Question Submitted by: The Honorable Fred Stanley, State Representative, District 49
2001 OK AG 29

Decided: 06/25/2001
Oklahoma Attorney General Opinions


Cite as: 2001 OK AG 29, __ __


¶0 This office has received your request for an official Attorney General Opinion in which you ask, in effect, the following question:
Can a bank legally withhold from the public information about public funds it holds in deposit?

¶1 The Oklahoma Open Records Act (“the Act”), 51 O.S. 1991 & Supp. 2000, §§ 24A.1 – 24A.26, applies to the records of all “public bodies.” Under the Act the term “public body” includes, but is not limited to:

[A]ny office, department, board, bureau, commission, agency, trusteeship, authority, council, committee, trust or any entity created by a trust, county, city, village, town, township, district, school district, fair board, court, executive office, advisory group, task force, study group, or any subdivision thereof, supported in whole or in part by public funds or entrusted with the expenditure of public funds or administering or operating public property . . . .51 O.S. Supp.2000, § 24A.3(2).

¶2 “The fundamental rule of statutory construction is to ascertain and, if possible, give effect to the intention and purpose of the Legislature as expressed in the statute.” Jackson v. Indep. Sch. Dist. No. 16, 648 P.2d 26, 29 (Okla. 1982) (footnote omitted). When the language of a statute “is plain and unambiguous and its meaning clear” rules of construction are not used, and the statute’s “evident meaning must be accepted.” Id. at 29 (footnote omitted). Under the plain meaning of the statute, the statute applies only to defined “public bodies”1 and not to private entities. Banks are not, under the above-quoted definition, “public bodies,” and are therefore not subject to the disclosure provisions of the Act.2 Therefore, a bank may withhold information about public funds deposited with the bank.

¶3 It is, therefore, the official Opinion of the Attorney General that:
The Oklahoma Open Records Act,
51 O.S. 1991 & Supp. 2000, §§ 24A.1 – 24A.26, applies to defined “public bodies.” Banks are not a “public body” as defined in the Act and are therefore not subject to its disclosure requirements. A bank may withhold information from the public, about public funds it holds in deposit.

W.A. DREW EDMONDSON
ATTORNEY GENERAL OF OKLAHOMA
DOUGLAS F. PRICE
ASSISTANT ATTORNEY GENERAL

FOOTNOTE:

1 The records of a public body are subject to the Open Records Act and, therefore, the information sought from a bank could be obtained from the public body.
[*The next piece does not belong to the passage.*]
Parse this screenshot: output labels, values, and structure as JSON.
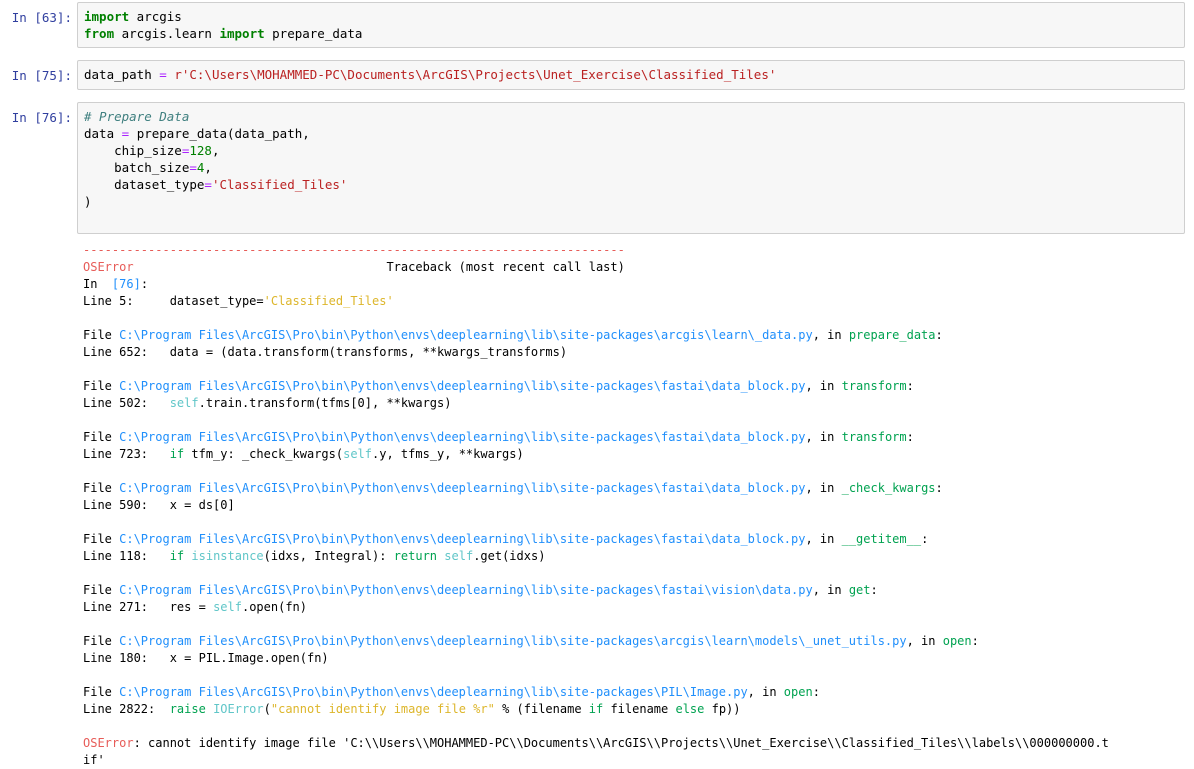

2 Although it is beyond the scope of this Opinion, Oklahoma case law suggests that banks are under an obligation to keep customer information confidential from non-governmental third parties. See Alva State Bank & Trust Co. v. Dayton, 755 P.2d 635, 636-37 (Okla. 1988); Djowharzadeh v. City Nat’l Bank & Trust Co., 646 P.2d 616, 619 (Okla. Ct. App. 1982).

The Oklahoma Financial Privacy Act, 6 O.S. 1991 & Supp.2000, §§ 2201 – 2208, prohibits a financial institution from giving, releasing or disclosing any financial record to any “government authority” except with the consent of the customer or pursuant to a subpoena. 6 O.S. 1991, § 2203.